Persons, places and things: A writing pencil in the hand of God

Anticipating the Canonization Mass of Mother Teresa in St. Peter’s Square in Vatican City in 2016 are, from left, Mary Margaret Wagner, Barb Arland-Fye, then-seminarian Scott Foley of the Davenport Diocese, and Sheryl and Dean Lackey.

By Barb Arland-Fye

An email from Father Marty Goetz on Sept. 4 stirred memories of attending the canonization Mass for St. Teresa of Kolkata four years ago on that date in St. Peter’s Square. The Catholic Messenger organized the pilgrimage to Rome and Assisi during which Father Marty served as our spiritual leader.

I can still feel the crush of the crowd moving me forward into the Square to celebrate the sainthood of a tiny woman whose ministry to the least among us touched my heart from an early age. The pilgrimage carries special memories for me, including the general audience on Sept. 3 during which I think Pope Francis looked at me as he rode past in his pope mobile and I called out “Papa!” The canonization Mass at which he presided the following hot, sunny September day put a halo on the pilgrimage.

Related reading: Pilgrims reflect on pilgrimage, part I; Pilgrims reflect on pilgrimage, part II


In his email to all the pilgrims, Father Marty encouraged us to celebrate St. Teresa and all that she did, most especially by going out of our way to practice an act or acts of mercy Sept. 4. St. Teresa’s canonization took place, appropriately, during the Year of Mercy.

Earlier that year, Pope Francis commissioned Father Marty and Father David Brownfield, both priests of the Diocese of Davenport, as “missionaries of mercy” with more than 1,100 other priests from around the world. Father Marty serves as pastor of Divine Mercy Parish in Burlington-West Burlington and St. Mary Parish in Dodgeville. Father David serves as pastor of All Saints Parish in Keokuk. Both priests have embraced their mission of mercy, as did St. Teresa when she ministered to the poorest of the poor, the people rejected and left alone to die on the streets.

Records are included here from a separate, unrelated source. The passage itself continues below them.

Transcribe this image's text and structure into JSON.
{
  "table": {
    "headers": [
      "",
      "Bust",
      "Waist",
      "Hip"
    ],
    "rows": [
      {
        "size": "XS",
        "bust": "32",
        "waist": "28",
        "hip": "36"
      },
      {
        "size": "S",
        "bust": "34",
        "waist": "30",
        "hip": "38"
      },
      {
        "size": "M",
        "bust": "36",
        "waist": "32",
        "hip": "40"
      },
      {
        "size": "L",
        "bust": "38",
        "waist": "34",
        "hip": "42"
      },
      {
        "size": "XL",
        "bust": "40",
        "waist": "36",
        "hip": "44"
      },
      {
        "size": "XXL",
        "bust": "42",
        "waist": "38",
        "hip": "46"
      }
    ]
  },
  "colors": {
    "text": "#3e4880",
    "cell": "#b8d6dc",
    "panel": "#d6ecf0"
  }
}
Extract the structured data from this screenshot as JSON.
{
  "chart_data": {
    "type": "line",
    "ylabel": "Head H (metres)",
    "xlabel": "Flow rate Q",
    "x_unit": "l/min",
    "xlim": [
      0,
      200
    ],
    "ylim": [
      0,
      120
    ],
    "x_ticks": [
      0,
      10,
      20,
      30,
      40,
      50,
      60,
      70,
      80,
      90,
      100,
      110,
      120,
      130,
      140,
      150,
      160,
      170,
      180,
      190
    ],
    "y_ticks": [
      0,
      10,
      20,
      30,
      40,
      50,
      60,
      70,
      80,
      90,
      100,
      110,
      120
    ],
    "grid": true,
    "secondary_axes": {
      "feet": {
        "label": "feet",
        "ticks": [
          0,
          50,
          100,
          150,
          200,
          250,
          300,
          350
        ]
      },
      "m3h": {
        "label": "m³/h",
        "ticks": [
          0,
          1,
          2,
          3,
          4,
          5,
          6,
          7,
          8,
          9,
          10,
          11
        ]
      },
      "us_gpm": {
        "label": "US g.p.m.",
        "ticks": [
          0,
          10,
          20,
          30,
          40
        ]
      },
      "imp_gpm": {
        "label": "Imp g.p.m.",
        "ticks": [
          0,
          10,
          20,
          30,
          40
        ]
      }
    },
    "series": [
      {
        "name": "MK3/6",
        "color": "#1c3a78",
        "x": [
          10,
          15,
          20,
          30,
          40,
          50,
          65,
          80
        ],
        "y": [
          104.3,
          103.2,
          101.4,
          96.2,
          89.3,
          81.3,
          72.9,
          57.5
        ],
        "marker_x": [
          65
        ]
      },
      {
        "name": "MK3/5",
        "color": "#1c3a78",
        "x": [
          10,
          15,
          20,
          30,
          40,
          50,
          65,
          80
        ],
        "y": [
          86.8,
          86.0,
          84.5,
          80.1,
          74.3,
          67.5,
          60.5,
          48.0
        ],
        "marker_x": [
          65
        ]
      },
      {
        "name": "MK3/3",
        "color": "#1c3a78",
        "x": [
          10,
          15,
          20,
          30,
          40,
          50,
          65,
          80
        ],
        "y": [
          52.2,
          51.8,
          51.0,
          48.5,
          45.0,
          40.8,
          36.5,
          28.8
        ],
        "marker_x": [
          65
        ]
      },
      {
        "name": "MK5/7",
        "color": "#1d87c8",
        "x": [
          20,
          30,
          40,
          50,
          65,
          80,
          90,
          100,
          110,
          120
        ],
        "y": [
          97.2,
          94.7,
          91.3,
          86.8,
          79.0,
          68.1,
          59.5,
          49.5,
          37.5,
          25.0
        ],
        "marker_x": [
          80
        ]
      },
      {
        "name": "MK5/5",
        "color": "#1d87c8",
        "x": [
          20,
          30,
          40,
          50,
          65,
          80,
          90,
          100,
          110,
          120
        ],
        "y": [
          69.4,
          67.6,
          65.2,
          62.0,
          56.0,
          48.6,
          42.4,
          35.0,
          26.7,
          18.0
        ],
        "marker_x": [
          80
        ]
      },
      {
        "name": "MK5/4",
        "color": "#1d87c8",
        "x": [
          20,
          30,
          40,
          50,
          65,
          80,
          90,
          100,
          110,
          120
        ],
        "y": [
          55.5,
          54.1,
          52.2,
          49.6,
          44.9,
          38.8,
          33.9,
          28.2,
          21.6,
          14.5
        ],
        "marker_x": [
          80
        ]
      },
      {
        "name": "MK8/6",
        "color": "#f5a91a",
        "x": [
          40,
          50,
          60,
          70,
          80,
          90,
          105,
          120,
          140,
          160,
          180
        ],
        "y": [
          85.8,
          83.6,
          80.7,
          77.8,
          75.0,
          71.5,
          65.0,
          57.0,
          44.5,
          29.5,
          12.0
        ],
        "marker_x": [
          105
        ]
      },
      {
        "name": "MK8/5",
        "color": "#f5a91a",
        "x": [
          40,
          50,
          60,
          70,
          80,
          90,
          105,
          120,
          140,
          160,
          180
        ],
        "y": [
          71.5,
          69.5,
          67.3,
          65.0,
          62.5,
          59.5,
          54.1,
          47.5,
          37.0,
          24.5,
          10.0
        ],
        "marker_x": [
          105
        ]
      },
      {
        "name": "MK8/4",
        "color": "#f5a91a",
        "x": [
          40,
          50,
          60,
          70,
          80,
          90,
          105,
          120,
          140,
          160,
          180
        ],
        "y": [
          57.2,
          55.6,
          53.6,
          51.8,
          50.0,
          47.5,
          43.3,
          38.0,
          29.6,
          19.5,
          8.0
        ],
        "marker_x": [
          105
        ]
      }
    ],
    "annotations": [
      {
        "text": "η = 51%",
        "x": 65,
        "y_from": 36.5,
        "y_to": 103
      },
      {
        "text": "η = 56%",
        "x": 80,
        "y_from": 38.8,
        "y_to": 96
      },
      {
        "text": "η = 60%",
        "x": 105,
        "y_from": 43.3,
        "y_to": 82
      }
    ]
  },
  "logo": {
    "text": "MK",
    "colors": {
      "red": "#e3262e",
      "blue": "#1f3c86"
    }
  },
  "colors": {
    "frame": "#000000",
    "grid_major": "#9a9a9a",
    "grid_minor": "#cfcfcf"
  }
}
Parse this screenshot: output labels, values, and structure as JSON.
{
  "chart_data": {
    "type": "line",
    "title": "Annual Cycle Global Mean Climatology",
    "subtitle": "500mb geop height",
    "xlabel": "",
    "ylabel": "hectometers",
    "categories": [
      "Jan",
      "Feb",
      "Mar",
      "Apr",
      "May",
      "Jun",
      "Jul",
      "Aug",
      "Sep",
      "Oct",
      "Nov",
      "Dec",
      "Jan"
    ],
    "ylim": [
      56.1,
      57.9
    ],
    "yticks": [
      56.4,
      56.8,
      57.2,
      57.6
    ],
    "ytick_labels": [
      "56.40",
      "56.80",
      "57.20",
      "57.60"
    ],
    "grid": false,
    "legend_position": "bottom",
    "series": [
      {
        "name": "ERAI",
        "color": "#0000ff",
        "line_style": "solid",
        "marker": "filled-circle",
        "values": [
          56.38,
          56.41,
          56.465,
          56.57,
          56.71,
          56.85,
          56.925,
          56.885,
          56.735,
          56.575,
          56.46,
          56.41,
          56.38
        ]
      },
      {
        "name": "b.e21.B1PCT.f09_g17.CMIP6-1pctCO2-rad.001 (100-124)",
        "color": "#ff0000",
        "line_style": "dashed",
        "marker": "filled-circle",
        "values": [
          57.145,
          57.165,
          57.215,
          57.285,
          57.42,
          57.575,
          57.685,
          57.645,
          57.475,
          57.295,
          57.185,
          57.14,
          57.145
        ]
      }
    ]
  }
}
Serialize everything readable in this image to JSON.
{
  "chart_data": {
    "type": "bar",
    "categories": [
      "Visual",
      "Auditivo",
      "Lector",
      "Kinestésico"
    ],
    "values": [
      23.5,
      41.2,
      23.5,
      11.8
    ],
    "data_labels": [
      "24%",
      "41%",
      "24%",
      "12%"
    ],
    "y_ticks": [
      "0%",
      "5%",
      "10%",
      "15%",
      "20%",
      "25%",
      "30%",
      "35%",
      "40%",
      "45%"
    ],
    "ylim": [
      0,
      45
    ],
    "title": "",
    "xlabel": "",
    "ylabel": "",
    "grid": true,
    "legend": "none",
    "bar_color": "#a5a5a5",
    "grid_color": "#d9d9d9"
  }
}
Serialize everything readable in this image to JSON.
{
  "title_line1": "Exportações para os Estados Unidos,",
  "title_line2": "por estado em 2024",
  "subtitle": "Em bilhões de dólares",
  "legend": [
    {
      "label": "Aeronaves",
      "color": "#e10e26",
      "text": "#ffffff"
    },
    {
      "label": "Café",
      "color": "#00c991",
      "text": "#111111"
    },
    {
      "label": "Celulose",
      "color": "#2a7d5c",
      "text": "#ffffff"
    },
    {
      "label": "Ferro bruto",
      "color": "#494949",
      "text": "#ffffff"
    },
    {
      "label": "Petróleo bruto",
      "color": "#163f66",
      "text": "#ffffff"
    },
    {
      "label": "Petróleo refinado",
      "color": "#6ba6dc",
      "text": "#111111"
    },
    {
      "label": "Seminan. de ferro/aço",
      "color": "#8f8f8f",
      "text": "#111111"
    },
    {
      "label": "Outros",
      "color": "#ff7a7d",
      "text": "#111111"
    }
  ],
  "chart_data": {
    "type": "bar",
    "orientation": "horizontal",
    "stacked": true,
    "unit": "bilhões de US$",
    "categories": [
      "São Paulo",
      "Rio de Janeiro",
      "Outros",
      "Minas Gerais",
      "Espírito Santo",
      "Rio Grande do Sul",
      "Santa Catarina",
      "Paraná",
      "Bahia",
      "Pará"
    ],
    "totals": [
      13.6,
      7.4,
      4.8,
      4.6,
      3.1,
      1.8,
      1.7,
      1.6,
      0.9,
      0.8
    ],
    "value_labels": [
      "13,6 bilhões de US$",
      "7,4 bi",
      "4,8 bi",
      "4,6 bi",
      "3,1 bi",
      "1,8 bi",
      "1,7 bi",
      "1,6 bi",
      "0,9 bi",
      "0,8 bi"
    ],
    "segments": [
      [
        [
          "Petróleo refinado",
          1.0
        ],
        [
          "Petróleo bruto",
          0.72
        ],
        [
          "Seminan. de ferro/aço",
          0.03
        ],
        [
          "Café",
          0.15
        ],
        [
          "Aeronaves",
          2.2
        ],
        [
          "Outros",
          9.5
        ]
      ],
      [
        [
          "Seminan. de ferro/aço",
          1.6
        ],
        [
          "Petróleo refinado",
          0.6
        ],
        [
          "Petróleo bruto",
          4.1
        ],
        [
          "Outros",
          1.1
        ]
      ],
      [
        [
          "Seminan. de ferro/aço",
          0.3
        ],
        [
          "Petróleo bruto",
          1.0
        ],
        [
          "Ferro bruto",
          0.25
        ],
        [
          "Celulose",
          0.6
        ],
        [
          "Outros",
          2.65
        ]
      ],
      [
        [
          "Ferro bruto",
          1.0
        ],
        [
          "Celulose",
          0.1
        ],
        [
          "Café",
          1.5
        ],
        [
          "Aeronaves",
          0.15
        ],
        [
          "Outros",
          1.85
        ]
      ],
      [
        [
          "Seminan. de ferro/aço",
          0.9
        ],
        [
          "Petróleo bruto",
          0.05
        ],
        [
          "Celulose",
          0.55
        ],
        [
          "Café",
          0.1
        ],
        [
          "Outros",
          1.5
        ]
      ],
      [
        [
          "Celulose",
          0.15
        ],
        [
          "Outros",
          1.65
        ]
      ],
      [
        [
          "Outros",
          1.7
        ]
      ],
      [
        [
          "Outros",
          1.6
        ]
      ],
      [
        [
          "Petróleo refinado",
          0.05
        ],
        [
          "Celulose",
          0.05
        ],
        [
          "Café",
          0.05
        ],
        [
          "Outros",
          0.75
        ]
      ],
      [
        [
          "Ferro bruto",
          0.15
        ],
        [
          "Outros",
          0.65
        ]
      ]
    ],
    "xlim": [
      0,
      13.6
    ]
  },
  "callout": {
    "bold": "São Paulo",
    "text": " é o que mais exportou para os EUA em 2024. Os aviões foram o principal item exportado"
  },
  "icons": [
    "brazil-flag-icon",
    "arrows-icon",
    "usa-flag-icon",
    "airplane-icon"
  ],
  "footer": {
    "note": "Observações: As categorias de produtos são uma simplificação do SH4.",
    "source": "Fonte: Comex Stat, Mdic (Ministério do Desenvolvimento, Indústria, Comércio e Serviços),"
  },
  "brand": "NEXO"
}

“St. Teresa’s sainthood is a way for our church to thank her for being a good and faithful servant and to encourage the rest of us to be good and faithful servants in our own way,” I wrote in an editorial dated Sept. 8, 2016. “Yes, her title is now ‘St. Teresa,’ but for those of us who have followed her steadfast dedication to the poorest of the poor, she will always be ‘Mother Teresa.’ The images of her cradling dying men or women or cuddling a baby evoke the essence of a loving mother. She is a mother who took away an outcast’s pain, who conveyed to each person she encountered that they are valued, beloved children of God.”

Her canonization “affirmed St. Teresa’s response to God’s call to the message of the Gospel. The public celebration in St. Peter’s Square captured the world’s attention and served as a reminder that we are a community of believers, called together in prayer, which in turn should lead to action.”

In his email message, Father Marty called us to prayer. “We have so much to pray for: for a swift end to COVID-19 and for those who have been affected financially or health-wise. For all who live in fear or are afraid. We pray for peace and an end to racism and violence. And we remember all those who have been affected by the power of nature in Iowa, on the Gulf Coast and in California,” he wrote.

Father Marty also included several sayings from St. Teresa, one of which moves me deeply:

“I am a little pencil in the hand of a writing God who is sending a love letter to the world.”

I pray for my fellow pilgrims daily; and now I will pray for all of us on this pilgrim journey on earth to be little pencils in the hand of a writing God, sending a love letter to the world.